Lahr Ritterorden auch heute noch verbreitet

Pfarrer Johannes Mette zeigte bei dem Vortrag das Ordensgewand der Ritter vom Heiligen Grab zu Jerusalem mit dem Jerusalemer Kreuz.                                           Foto: Vögele Foto: Lahrer Zeitung

Reichenbach. Wer mittelalterliche Ritterorden nur aus Filmen oder Romanen kennt, konnte beim Vortrag von Pfarrer Johannes Mette beim Katholischen Bildungswerk Reichenbach nur darüber staunen, wie lebendig diese Orden noch heute sind. Dazu waren viele Interessierte gekommen. Die Bedeutung der Ritterorden liegt vor allem im religiösen und sozialen Bereich.
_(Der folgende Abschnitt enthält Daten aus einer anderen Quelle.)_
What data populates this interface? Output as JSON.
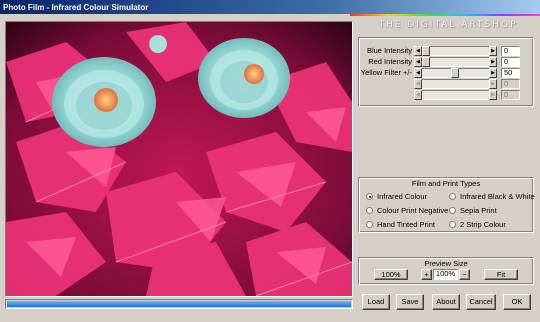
{
  "window": {
    "title": "Photo Film - Infrared Colour Simulator"
  },
  "brand": {
    "text": "THE DIGITAL ARTSHOP"
  },
  "sliders": [
    {
      "label": "Blue Intensity",
      "value": "0",
      "position": 0.0,
      "enabled": true
    },
    {
      "label": "Red Intensity",
      "value": "0",
      "position": 0.0,
      "enabled": true
    },
    {
      "label": "Yellow Filter +/-",
      "value": "50",
      "position": 0.5,
      "enabled": true
    },
    {
      "label": "",
      "value": "0",
      "position": 0.0,
      "enabled": false
    },
    {
      "label": "",
      "value": "0",
      "position": 0.0,
      "enabled": false
    }
  ],
  "film_types": {
    "title": "Film and Print Types",
    "options": [
      {
        "label": "Infrared Colour",
        "checked": true
      },
      {
        "label": "Infrared Black & White",
        "checked": false
      },
      {
        "label": "Colour Print Negative",
        "checked": false
      },
      {
        "label": "Sepia Print",
        "checked": false
      },
      {
        "label": "Hand Tinted Print",
        "checked": false
      },
      {
        "label": "2 Strip Colour",
        "checked": false
      }
    ]
  },
  "preview": {
    "title": "Preview Size",
    "reset_label": "100%",
    "plus_label": "+",
    "value": "100%",
    "minus_label": "−",
    "fit_label": "Fit"
  },
  "progress": {
    "fraction": 1.0
  },
  "buttons": {
    "load": "Load",
    "save": "Save",
    "about": "About",
    "cancel": "Cancel",
    "ok": "OK"
  },
  "colors": {
    "foliage": "#e8306e",
    "flower": "#a8e0dc",
    "flower_center": "#f0a060"
  }
}
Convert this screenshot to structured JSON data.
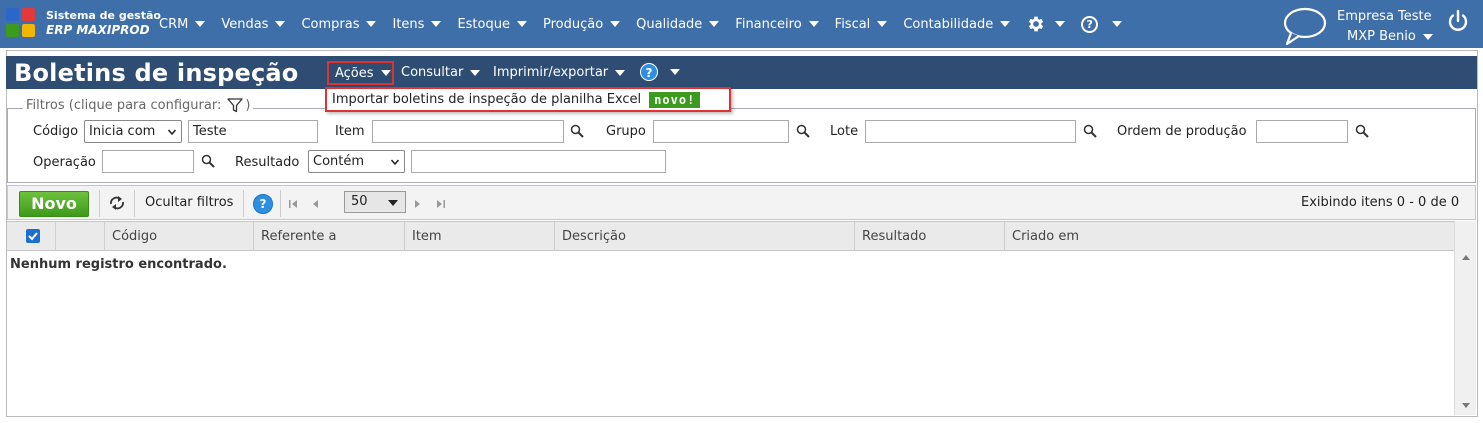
{
  "colors": {
    "topbar": "#3f6fa8",
    "pagehead": "#2f4d73",
    "accent_green": "#3e9a1a",
    "highlight_red": "#dd3333",
    "help_blue": "#2e8fe0"
  },
  "app": {
    "logo_line1": "Sistema de gestão",
    "logo_line2": "ERP MAXIPROD"
  },
  "nav": {
    "items": [
      "CRM",
      "Vendas",
      "Compras",
      "Itens",
      "Estoque",
      "Produção",
      "Qualidade",
      "Financeiro",
      "Fiscal",
      "Contabilidade"
    ],
    "icons": [
      "gear-icon",
      "help-icon",
      "chat-icon",
      "power-icon"
    ]
  },
  "user": {
    "company": "Empresa Teste",
    "user_name": "MXP Benio"
  },
  "page": {
    "title": "Boletins de inspeção",
    "submenus": {
      "acoes": "Ações",
      "consultar": "Consultar",
      "imprimir": "Imprimir/exportar"
    }
  },
  "dropdown": {
    "item_label": "Importar boletins de inspeção de planilha Excel",
    "badge": "novo!"
  },
  "filters": {
    "legend": "Filtros (clique para configurar:",
    "legend_close": ")",
    "codigo_label": "Código",
    "codigo_mode": "Inicia com",
    "codigo_value": "Teste",
    "item_label": "Item",
    "grupo_label": "Grupo",
    "lote_label": "Lote",
    "ordem_label": "Ordem de produção",
    "operacao_label": "Operação",
    "resultado_label": "Resultado",
    "resultado_mode": "Contém"
  },
  "toolbar": {
    "new_label": "Novo",
    "hide_filters_label": "Ocultar filtros",
    "page_size": "50",
    "showing_text": "Exibindo itens 0 - 0 de 0"
  },
  "grid": {
    "columns": [
      "Código",
      "Referente a",
      "Item",
      "Descrição",
      "Resultado",
      "Criado em"
    ],
    "empty_message": "Nenhum registro encontrado."
  }
}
Mette, selbst Mitglied in einem päpstlichen Ritterorden, sagte, dass die meisten der Ritterorden – etwa die Johanniter oder Malteser – entstanden sind, nachdem das Heilige Land in muslimische Hände gefallen war, um die Pilger aus Europa auf dem beschwerlich gewordenen Weg zu schützen und in Krankheit zu pflegen. Viele Pilger erhielten in Jerusalem am Heiligen Grab durch den "Guardian" der Franziskaner den Ritterschlag und verpflichteten sich damit, ein Leben aus dem Glauben zu führen, den Armen und Kranken beizustehen und Zeugnis für Christus abzulegen.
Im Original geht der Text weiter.